Check out the third quarter investment returns in the table below. Large cap US equities were up 1.1% while small cap stocks lost -6.7% and are officially in a “correction” – down over 10% from their highs, a bear market is typically defined as down 20% from the highs fyi.
A strong US dollar (up 7% against a basket of currencies in Q3) ate into foreign equity returns in overseas markets. The EAFE index of developed country markets lost -5.9% in the quarter – mainly because of weaker currencies. Most bond yields moved sideways except for High Yield junk bonds which sold off as spreads widened against treasuries to 420 bp in a risk off trade.
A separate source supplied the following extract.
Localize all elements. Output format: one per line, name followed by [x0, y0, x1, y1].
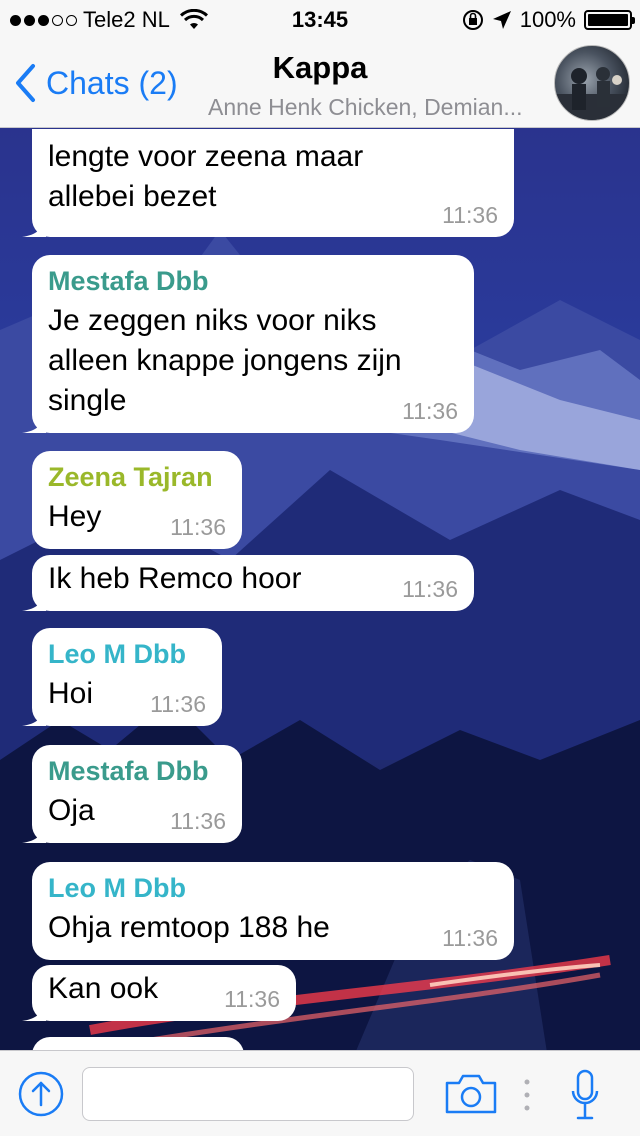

This week – tear gas and pepper spray greeted protesters in Hong Kong. Citizens want the right to vote – as promised by Beijing. China’s President Xi Jinping is crawfishing on that promise wanting to keep Hong Kong in line and not encourage the rest of China towards universal suffrage.
The S&P 500 dropped to 1968, almost 1% over the week. Small caps lost closer to 2%.
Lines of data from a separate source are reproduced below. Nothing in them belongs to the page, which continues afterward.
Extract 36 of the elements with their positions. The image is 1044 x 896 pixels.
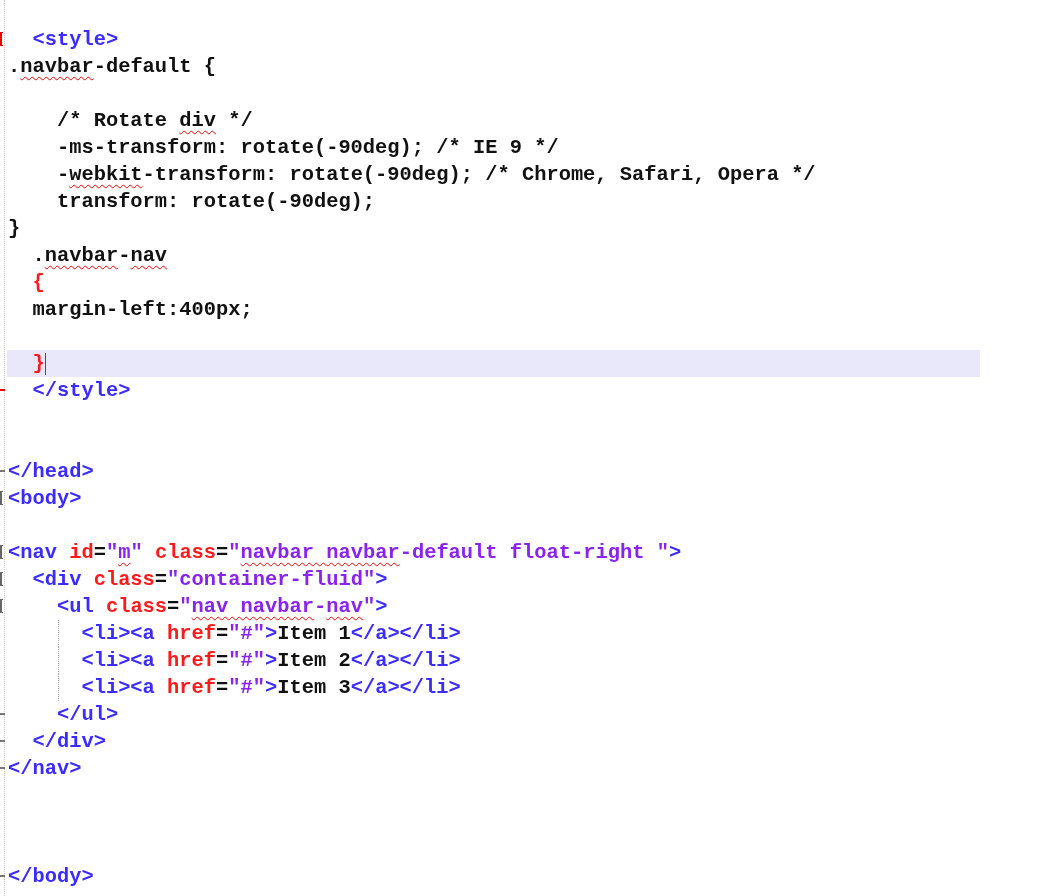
code-line: <nav id="m" class="navbar navbar-default float-right "> (8, 541, 682, 564)
code-line: margin-left:400px; (31, 298, 253, 321)
code-line: /* Rotate div */ (55, 109, 253, 132)
code-line: transform: rotate(-90deg); (55, 190, 376, 213)
fold-marker-icon[interactable] (0, 713, 5, 715)
code-line: } (8, 217, 21, 240)
code-line: <li><a href="#">Item 1</a></li> (80, 622, 461, 645)
code-line: </ul> (55, 703, 119, 726)
code-line: </body> (8, 865, 94, 888)
code-line: <li><a href="#">Item 3</a></li> (80, 676, 461, 699)
code-line: { (31, 271, 45, 294)
code-line: <body> (8, 487, 82, 510)
code-line: -webkit-transform: rotate(-90deg); /* Chrome, Safari, Opera */ (55, 163, 816, 186)
text-cursor (44, 352, 46, 375)
fold-marker-icon[interactable] (0, 572, 3, 586)
fold-marker-icon[interactable] (0, 32, 3, 46)
code-line: .navbar-nav (31, 244, 168, 267)
code-line: </div> (31, 730, 106, 753)
code-line: </style> (31, 379, 131, 402)
fold-marker-icon[interactable] (0, 491, 3, 505)
code-line: <div class="container-fluid"> (31, 568, 388, 591)
fold-marker-icon[interactable] (0, 545, 3, 559)
fold-marker-icon[interactable] (0, 875, 5, 877)
fold-marker-icon[interactable] (0, 389, 5, 391)
code-line: <style> (31, 28, 119, 51)
fold-marker-icon[interactable] (0, 767, 5, 769)
code-line: </nav> (8, 757, 82, 780)
fold-marker-icon[interactable] (0, 599, 3, 613)
code-line: .navbar-default { (8, 55, 217, 78)
fold-marker-icon[interactable] (0, 470, 5, 472)
code-line: } (31, 351, 45, 377)
code-line: <ul class="nav navbar-nav"> (55, 595, 388, 618)
code-line: <li><a href="#">Item 2</a></li> (80, 649, 461, 672)
fold-marker-icon[interactable] (0, 740, 5, 742)
code-line: -ms-transform: rotate(-90deg); /* IE 9 */ (55, 136, 559, 159)
code-line: </head> (8, 460, 94, 483)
Stocks have struggled ever since the S&P 500 crossed the 2000 level in late August – the reason? Investors have been too complacent amidst geopolitical storms; valuation is bit stretched and global growth spotty. We probably will need good third quarter earnings (about to be reported in October) to stabilize the market.
Yields on short term T-bills dipped below zero early in the week. Banks have cut back borrowing via “repos” to money market funds (MMF) – the banks were window dressing end of quarter balance sheets. The MMFs need high quality assets and were scrambling to buy short T-bills due Oct 2 at –.1%. Meanwhile, ten year treasury bonds ended the week down a little – just shy of 2.50%.
There was lots of talk this week about the “illiquid bond market”. Dealers have been stepping back from making markets and inventories are low. Part of that is due to more regulations. Illiquidity means wider swings in prices.
Employment releases are the most influential macro indicators for capital markets. On that front, September’s employment report out Friday was clearly better than expected. Payroll employment rose a more-than-expected 248,000 and the prior two months were revised up +69,000. Private sector employment was solid. Furthermore the unemployment rate fell to 5.9%.
Despite Middle East turmoil oil prices are falling. Brent dropped to $92, down almost 20% since the year’s peak of $115 on June 19. Ed Yardeni explains: (1) US crude production is soaring to 9.2mbd in September, up from 4.2mbd in 2009. Imports are down. Exports are up. (2) fuel efficiency in the US is way up (3) demand is down owing to global economic weakness.
A final reason is (4) strength in the dollar. Yardeni says “Commodity prices in general tend to rise (fall) when the dollar is falling (rising). That’s because a strong dollar increases the local currency prices of commodities, which tend to be traded in dollars. Rising local prices around the world tend to depress the global demand for commodities. The same applies to oil.”
India’s new pro-business Prime Minister was in Washington and NYC this week in an attempt to convince investors that India is once again open for business. AEI notes “He appears earnest about his desire to slash red tape and replace it with a red carpet for investors. But those expecting Mr. Modi to dramatically reinvent India’s government, rather than merely rein in its infamous bureaucracy, will likely be disappointed.”
Not much data out next week. The FOMC minutes from the September 16/17 meeting will be released on Tuesday. And the IMF annual meetings will be in DC where they will release new global growth predictions. Director Christine Lagarde indicates that growth next year will be less than previously forecast.